2024 marks a decade since your fatal departure to the ancestral realm.
‘Colloquial speak’ categorizes us as part of Generation X / Gen X (1965-1980).Absurdity of the latter category is undeniable as you were born in the politically charged year of 1948, while I was born in I980. We experienced Apartheid differently.
It is a matter of public record, that by then, you had already penned your first classic Mzala: The Stories of Mbulelo Mzamane (1980). It did not escape some of us, that the latter was published with the anti-Apartheid publisher Ravan Press. This was consistent with your stance, as an anti-apartheid scholar activist.
Shortly thereafter you followed up with My Cousin Comes to Jo'burg (1981) and The Children of Soweto: A Trilogy (1982).

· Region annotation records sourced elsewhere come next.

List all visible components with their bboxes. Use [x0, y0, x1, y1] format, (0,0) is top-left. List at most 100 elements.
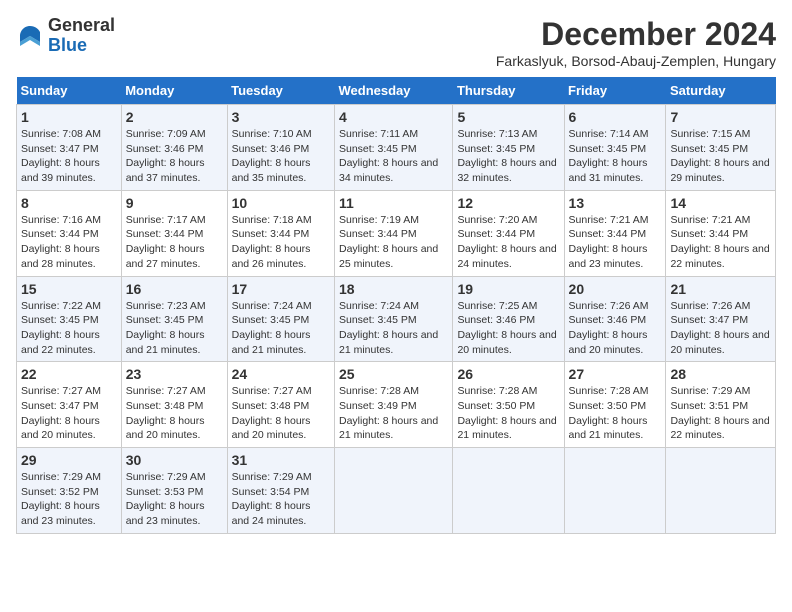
- day-cell: 28 Sunrise: 7:29 AMSunset: 3:51 PMDayligh…: [666, 362, 776, 448]
- day-number: 3: [232, 109, 330, 125]
- day-info: Sunrise: 7:26 AMSunset: 3:47 PMDaylight:…: [670, 300, 769, 356]
- day-cell: [334, 448, 452, 534]
- day-info: Sunrise: 7:08 AMSunset: 3:47 PMDaylight:…: [21, 128, 101, 184]
- day-cell: 1Sunrise: 7:08 AMSunset: 3:47 PMDaylight…: [17, 105, 122, 191]
- day-cell: 24 Sunrise: 7:27 AMSunset: 3:48 PMDayligh…: [227, 362, 334, 448]
- day-info: Sunrise: 7:23 AMSunset: 3:45 PMDaylight:…: [126, 300, 206, 356]
- day-number: 16: [126, 281, 223, 297]
- day-number: 18: [339, 281, 448, 297]
- col-header-monday: Monday: [121, 77, 227, 105]
- day-number: 28: [670, 366, 771, 382]
- week-row-5: 29 Sunrise: 7:29 AMSunset: 3:52 PMDayligh…: [17, 448, 776, 534]
- week-row-3: 15 Sunrise: 7:22 AMSunset: 3:45 PMDayligh…: [17, 276, 776, 362]
- calendar-table: SundayMondayTuesdayWednesdayThursdayFrid…: [16, 77, 776, 534]
- logo-text: General Blue: [48, 16, 115, 56]
- week-row-2: 8 Sunrise: 7:16 AMSunset: 3:44 PMDaylight…: [17, 190, 776, 276]
- day-info: Sunrise: 7:28 AMSunset: 3:50 PMDaylight:…: [457, 385, 556, 441]
- day-cell: 11 Sunrise: 7:19 AMSunset: 3:44 PMDayligh…: [334, 190, 452, 276]
- week-row-4: 22 Sunrise: 7:27 AMSunset: 3:47 PMDayligh…: [17, 362, 776, 448]
- day-cell: 4 Sunrise: 7:11 AMSunset: 3:45 PMDaylight…: [334, 105, 452, 191]
- day-number: 5: [457, 109, 559, 125]
- day-number: 19: [457, 281, 559, 297]
- day-cell: 27Sunrise: 7:28 AMSunset: 3:50 PMDayligh…: [564, 362, 666, 448]
- day-info: Sunrise: 7:24 AMSunset: 3:45 PMDaylight:…: [339, 300, 438, 356]
- day-number: 13: [569, 195, 662, 211]
- day-cell: 30 Sunrise: 7:29 AMSunset: 3:53 PMDayligh…: [121, 448, 227, 534]
- day-number: 4: [339, 109, 448, 125]
- day-number: 14: [670, 195, 771, 211]
- day-info: Sunrise: 7:25 AMSunset: 3:46 PMDaylight:…: [457, 300, 556, 356]
- day-number: 2: [126, 109, 223, 125]
- day-number: 24: [232, 366, 330, 382]
- day-cell: 8 Sunrise: 7:16 AMSunset: 3:44 PMDaylight…: [17, 190, 122, 276]
- day-number: 15: [21, 281, 117, 297]
- week-row-1: 1Sunrise: 7:08 AMSunset: 3:47 PMDaylight…: [17, 105, 776, 191]
- day-cell: 29 Sunrise: 7:29 AMSunset: 3:52 PMDayligh…: [17, 448, 122, 534]
- day-info: Sunrise: 7:19 AMSunset: 3:44 PMDaylight:…: [339, 214, 438, 270]
- day-info: Sunrise: 7:11 AMSunset: 3:45 PMDaylight:…: [339, 128, 438, 184]
- day-cell: 17Sunrise: 7:24 AMSunset: 3:45 PMDayligh…: [227, 276, 334, 362]
- day-number: 23: [126, 366, 223, 382]
- day-info: Sunrise: 7:17 AMSunset: 3:44 PMDaylight:…: [126, 214, 206, 270]
- day-info: Sunrise: 7:14 AMSunset: 3:45 PMDaylight:…: [569, 128, 649, 184]
- col-header-wednesday: Wednesday: [334, 77, 452, 105]
- day-cell: 26 Sunrise: 7:28 AMSunset: 3:50 PMDayligh…: [453, 362, 564, 448]
- calendar-header-row: SundayMondayTuesdayWednesdayThursdayFrid…: [17, 77, 776, 105]
- calendar-body: 1Sunrise: 7:08 AMSunset: 3:47 PMDaylight…: [17, 105, 776, 534]
- day-info: Sunrise: 7:26 AMSunset: 3:46 PMDaylight:…: [569, 300, 649, 356]
- day-cell: 16 Sunrise: 7:23 AMSunset: 3:45 PMDayligh…: [121, 276, 227, 362]
- day-cell: 3Sunrise: 7:10 AMSunset: 3:46 PMDaylight…: [227, 105, 334, 191]
- day-info: Sunrise: 7:24 AMSunset: 3:45 PMDaylight:…: [232, 300, 312, 356]
- day-info: Sunrise: 7:29 AMSunset: 3:51 PMDaylight:…: [670, 385, 769, 441]
- logo: General Blue: [16, 16, 115, 56]
- day-cell: 10 Sunrise: 7:18 AMSunset: 3:44 PMDayligh…: [227, 190, 334, 276]
- day-cell: [666, 448, 776, 534]
- day-cell: 19 Sunrise: 7:25 AMSunset: 3:46 PMDayligh…: [453, 276, 564, 362]
- day-number: 12: [457, 195, 559, 211]
- day-number: 11: [339, 195, 448, 211]
- col-header-thursday: Thursday: [453, 77, 564, 105]
- day-info: Sunrise: 7:16 AMSunset: 3:44 PMDaylight:…: [21, 214, 101, 270]
- day-info: Sunrise: 7:22 AMSunset: 3:45 PMDaylight:…: [21, 300, 101, 356]
- day-cell: [453, 448, 564, 534]
- day-cell: 18 Sunrise: 7:24 AMSunset: 3:45 PMDayligh…: [334, 276, 452, 362]
- day-info: Sunrise: 7:29 AMSunset: 3:52 PMDaylight:…: [21, 471, 101, 527]
- day-info: Sunrise: 7:27 AMSunset: 3:47 PMDaylight:…: [21, 385, 101, 441]
- day-cell: 31Sunrise: 7:29 AMSunset: 3:54 PMDayligh…: [227, 448, 334, 534]
- day-info: Sunrise: 7:29 AMSunset: 3:53 PMDaylight:…: [126, 471, 206, 527]
- day-info: Sunrise: 7:27 AMSunset: 3:48 PMDaylight:…: [232, 385, 312, 441]
- col-header-sunday: Sunday: [17, 77, 122, 105]
- day-info: Sunrise: 7:28 AMSunset: 3:49 PMDaylight:…: [339, 385, 438, 441]
- day-cell: 14Sunrise: 7:21 AMSunset: 3:44 PMDayligh…: [666, 190, 776, 276]
- day-info: Sunrise: 7:18 AMSunset: 3:44 PMDaylight:…: [232, 214, 312, 270]
- day-number: 8: [21, 195, 117, 211]
- day-cell: 2 Sunrise: 7:09 AMSunset: 3:46 PMDaylight…: [121, 105, 227, 191]
- logo-blue: Blue: [48, 36, 115, 56]
- day-number: 21: [670, 281, 771, 297]
- day-cell: 25 Sunrise: 7:28 AMSunset: 3:49 PMDayligh…: [334, 362, 452, 448]
- day-info: Sunrise: 7:13 AMSunset: 3:45 PMDaylight:…: [457, 128, 556, 184]
- day-number: 22: [21, 366, 117, 382]
- day-number: 10: [232, 195, 330, 211]
- day-cell: 23Sunrise: 7:27 AMSunset: 3:48 PMDayligh…: [121, 362, 227, 448]
- day-number: 30: [126, 452, 223, 468]
- day-number: 6: [569, 109, 662, 125]
- day-cell: 15 Sunrise: 7:22 AMSunset: 3:45 PMDayligh…: [17, 276, 122, 362]
- day-cell: 5 Sunrise: 7:13 AMSunset: 3:45 PMDaylight…: [453, 105, 564, 191]
- day-number: 25: [339, 366, 448, 382]
- day-info: Sunrise: 7:15 AMSunset: 3:45 PMDaylight:…: [670, 128, 769, 184]
- day-info: Sunrise: 7:20 AMSunset: 3:44 PMDaylight:…: [457, 214, 556, 270]
- day-info: Sunrise: 7:09 AMSunset: 3:46 PMDaylight:…: [126, 128, 206, 184]
- day-number: 26: [457, 366, 559, 382]
- header: General Blue December 2024 Farkaslyuk, B…: [16, 16, 776, 69]
- day-cell: 21 Sunrise: 7:26 AMSunset: 3:47 PMDayligh…: [666, 276, 776, 362]
- day-number: 9: [126, 195, 223, 211]
- day-cell: 6 Sunrise: 7:14 AMSunset: 3:45 PMDaylight…: [564, 105, 666, 191]
- day-cell: [564, 448, 666, 534]
- col-header-tuesday: Tuesday: [227, 77, 334, 105]
- day-number: 29: [21, 452, 117, 468]
- day-info: Sunrise: 7:21 AMSunset: 3:44 PMDaylight:…: [569, 214, 649, 270]
- day-cell: 22 Sunrise: 7:27 AMSunset: 3:47 PMDayligh…: [17, 362, 122, 448]
- day-cell: 20Sunrise: 7:26 AMSunset: 3:46 PMDayligh…: [564, 276, 666, 362]
- logo-general: General: [48, 16, 115, 36]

The latter remains a critical contribution to discourse capturing how families in Soweto experienced the ‘1976 Student Uprising’.
Post your sojourn of exile, uppermost in mind amongst your vast feats include your tenure as the first Vice-Chancellor and Rector of Fort Hare University (UFH) in 1994 and later your directorship of the Center for African Literary Studies (CALS) at University of KwaZulu-Natal (UKZN).
As President Cyril Ramaphosa announced the 30th Anniversary of South Africa’s Democracy in his January 8th Address, I curiously wondered what that meant to South Africans who were not privileged to have known your works? Thought must be spared here specifically to the Millennials (1981-1996) and Gen Z (1997-2012).
Lala ngoxolo Songo, Msimango, Dumakazi, Thabizolo! Uyibekil’ induk’ ebandla! Camagu!